Royal Affair, régal cinématographique

affiche a royal Affair (tous droits réservés)

Royal Affair, ou quand le 7ème art titille l’intelligence du spectateur au lieu de l’esbaudir par une surenchère technologique.

Royal Affair, ou quand le 7ème art titille l’intelligence du spectateur au lieu de l’esbaudir par une surenchère technologique.

Par Marc Crapez.

Royal Affair est l’un des meilleurs films en costumes depuis Barry Lyndon, de Kubrick. C’est l’histoire de Christian VII, souverain du Danemark, ami de Johann Friedrich Struensee, médecin libre-penseur féru des Lumières.
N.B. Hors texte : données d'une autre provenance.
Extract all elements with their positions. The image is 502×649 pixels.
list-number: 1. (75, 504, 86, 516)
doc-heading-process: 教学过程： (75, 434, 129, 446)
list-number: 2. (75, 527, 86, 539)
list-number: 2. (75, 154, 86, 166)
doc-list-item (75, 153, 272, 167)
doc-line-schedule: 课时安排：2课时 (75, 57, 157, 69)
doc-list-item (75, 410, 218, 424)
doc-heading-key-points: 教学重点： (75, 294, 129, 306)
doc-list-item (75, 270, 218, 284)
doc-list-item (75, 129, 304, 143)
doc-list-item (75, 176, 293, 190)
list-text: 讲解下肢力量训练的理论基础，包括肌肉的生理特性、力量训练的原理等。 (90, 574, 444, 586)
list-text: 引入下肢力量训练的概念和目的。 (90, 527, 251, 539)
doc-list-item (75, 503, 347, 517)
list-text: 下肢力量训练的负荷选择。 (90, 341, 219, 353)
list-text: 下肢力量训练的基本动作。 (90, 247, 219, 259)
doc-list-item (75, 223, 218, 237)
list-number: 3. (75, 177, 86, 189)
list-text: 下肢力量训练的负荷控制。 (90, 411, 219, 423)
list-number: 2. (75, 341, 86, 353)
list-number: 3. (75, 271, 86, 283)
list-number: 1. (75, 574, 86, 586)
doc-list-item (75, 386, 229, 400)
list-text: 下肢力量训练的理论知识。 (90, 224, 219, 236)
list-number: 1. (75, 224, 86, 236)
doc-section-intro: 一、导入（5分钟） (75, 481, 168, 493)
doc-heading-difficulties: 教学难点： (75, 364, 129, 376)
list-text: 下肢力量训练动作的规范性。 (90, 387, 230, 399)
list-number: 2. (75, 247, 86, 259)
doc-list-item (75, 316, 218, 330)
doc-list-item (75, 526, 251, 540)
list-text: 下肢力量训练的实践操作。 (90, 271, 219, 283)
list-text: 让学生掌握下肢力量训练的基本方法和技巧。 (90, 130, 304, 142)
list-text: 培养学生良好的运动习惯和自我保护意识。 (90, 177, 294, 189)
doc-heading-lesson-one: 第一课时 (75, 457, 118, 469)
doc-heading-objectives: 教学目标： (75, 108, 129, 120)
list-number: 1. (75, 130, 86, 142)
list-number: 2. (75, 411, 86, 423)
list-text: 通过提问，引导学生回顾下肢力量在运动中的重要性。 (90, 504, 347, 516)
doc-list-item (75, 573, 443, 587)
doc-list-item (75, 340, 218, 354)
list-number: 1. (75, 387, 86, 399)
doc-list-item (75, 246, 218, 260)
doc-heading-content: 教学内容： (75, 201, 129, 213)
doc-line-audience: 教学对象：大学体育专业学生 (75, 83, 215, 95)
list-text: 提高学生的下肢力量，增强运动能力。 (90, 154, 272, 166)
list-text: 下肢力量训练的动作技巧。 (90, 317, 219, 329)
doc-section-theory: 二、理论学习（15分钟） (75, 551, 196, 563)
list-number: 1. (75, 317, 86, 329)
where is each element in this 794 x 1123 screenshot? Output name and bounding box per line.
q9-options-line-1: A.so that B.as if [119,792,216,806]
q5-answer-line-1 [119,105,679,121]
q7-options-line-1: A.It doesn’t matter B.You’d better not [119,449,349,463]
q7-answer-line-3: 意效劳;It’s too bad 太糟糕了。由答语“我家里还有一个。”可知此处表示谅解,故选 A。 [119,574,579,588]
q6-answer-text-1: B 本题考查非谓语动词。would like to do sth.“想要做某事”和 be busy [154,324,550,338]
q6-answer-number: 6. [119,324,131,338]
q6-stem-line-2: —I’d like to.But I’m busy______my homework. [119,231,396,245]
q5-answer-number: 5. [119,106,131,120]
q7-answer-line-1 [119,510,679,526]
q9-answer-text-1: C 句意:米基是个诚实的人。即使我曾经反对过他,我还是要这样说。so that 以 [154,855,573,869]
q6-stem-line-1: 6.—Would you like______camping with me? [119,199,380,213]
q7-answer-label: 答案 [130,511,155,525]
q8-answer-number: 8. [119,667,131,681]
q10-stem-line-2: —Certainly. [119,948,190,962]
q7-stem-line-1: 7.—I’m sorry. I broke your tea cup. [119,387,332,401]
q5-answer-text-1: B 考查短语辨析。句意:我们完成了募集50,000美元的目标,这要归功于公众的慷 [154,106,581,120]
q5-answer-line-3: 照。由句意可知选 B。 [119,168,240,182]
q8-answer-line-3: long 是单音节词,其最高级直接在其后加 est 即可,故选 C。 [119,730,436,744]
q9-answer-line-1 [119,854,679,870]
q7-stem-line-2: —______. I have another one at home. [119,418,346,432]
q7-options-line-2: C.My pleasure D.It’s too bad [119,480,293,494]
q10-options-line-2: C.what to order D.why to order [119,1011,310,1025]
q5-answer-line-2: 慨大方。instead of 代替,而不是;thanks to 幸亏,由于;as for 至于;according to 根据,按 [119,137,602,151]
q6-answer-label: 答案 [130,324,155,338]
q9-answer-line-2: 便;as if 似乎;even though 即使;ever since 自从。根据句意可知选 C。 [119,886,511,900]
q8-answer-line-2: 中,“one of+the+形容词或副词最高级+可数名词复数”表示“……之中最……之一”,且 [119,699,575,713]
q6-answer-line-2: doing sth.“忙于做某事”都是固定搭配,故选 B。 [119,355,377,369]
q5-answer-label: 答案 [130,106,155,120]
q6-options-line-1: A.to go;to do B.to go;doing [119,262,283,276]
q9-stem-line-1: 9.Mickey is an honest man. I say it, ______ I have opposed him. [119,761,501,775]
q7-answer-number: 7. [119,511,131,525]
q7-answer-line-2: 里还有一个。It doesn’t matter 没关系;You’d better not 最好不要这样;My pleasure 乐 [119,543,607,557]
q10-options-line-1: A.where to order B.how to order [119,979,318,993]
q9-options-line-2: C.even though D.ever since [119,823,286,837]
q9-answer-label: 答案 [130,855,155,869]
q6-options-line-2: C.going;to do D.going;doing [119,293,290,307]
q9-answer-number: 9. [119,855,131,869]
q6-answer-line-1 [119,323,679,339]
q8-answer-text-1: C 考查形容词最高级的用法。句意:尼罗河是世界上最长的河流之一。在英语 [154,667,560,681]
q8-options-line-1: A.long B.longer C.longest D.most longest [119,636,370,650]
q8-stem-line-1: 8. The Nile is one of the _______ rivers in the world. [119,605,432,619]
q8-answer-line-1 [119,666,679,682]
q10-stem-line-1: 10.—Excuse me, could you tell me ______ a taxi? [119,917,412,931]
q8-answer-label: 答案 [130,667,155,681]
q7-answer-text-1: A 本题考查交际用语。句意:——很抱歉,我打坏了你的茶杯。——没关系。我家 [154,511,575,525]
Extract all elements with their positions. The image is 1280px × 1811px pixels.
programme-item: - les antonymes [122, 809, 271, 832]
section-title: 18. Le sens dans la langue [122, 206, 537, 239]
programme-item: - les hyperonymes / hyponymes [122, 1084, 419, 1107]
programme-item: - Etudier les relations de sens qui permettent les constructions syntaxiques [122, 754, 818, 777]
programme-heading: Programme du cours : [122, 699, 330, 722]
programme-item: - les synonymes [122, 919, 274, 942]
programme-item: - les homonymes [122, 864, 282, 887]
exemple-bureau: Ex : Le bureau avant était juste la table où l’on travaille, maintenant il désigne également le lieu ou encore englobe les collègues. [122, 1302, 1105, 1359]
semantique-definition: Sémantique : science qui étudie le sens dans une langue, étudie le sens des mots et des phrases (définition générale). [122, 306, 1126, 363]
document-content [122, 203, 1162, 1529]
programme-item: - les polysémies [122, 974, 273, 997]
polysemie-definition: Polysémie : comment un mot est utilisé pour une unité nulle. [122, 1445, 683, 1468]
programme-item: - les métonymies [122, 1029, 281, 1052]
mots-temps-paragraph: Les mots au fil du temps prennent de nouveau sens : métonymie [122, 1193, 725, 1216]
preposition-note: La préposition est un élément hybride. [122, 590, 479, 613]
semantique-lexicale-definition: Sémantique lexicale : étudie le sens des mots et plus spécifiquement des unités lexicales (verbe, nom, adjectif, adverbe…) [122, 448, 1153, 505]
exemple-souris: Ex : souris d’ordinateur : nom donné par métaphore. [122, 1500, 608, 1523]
Histoire d’une forte amitié donc. Mais « affair » signifie liaison. Adultère. Entre l’ami du roi et l’épouse du roi. Fâcheuse posture. On sent rapidement le drame se nouer. Qu’ils vont coucher ensemble. Que ça va mal finir. Que le roi ne sera pas content du tout.

Deux heures et demie sans longueurs. Un exploit du réalisateur Nicolaj Arcel. Du travail d’orfèvre. Ce film est l’antithèse de son concurrent à l’affiche Anna Karenine (4ème remake de l’adaptation au cinéma du roman de Tolstoï). Épouvantable mélo filmé en dépit du bon sens. L’illustration de l’impasse de la nouvelle grammaire cinématographique qui domine depuis vingt ans. Plus aucun plan large donnant une perspective d’ensemble. À la place, des plans syncopés, des images vibrionnantes, des tournoiements de caméra.

Dans Royal Affair, quand deux amants galopent, ils galopent. On voit un homme et une femme chevauchant avec un paysage à l’arrière-plan. Et c’est beaucoup plus difficile à filmer qu’une série de plans saccadés et furtifs montrant une crinière, une botte, un sabot, une paire d’yeux, des naseaux et ainsi de suite, comme dans le cinéma conformiste.

Royal Affair n’est donc pas une superproduction bourrée d’effets spéciaux. Ni une narration par flash-back avec flash-back dans le flash-back. C’est d’abord une belle histoire bien racontée. Au-delà du divertissement, c’est un spectacle qui communique émotion et intelligence. Une œuvre marquée du sceau de la complexité et de l’ambivalence. Le récit est lumineux de clarté, mais l’interprétation est libre. Récit d’un amour fou ou banale histoire de fesses ? Souverain capricieux ou criant de vérité ? Réformateur calamiteux ou précurseur du libéralisme ?

Une méditation sur la condition humaine. Sur la politique. Sur l’échec du despotisme éclairé. Car le médecin des Lumières se saisit des rênes du pouvoir. Mais ses réformes désordonnées et utopiques rendent inévitable un retour de bâton. Le valeureux réformateur finit par rétablir la censure contre des écrits qui clament pourtant la vérité. Il a cru que l’art de gouverner consistait à faire reculer « la bêtise et l’obscurantisme ». Se sentant visés, ceux qui incarnent la forme contemporaine de la censure et de la bêtise ont voué ce film néo-classique aux gémonies.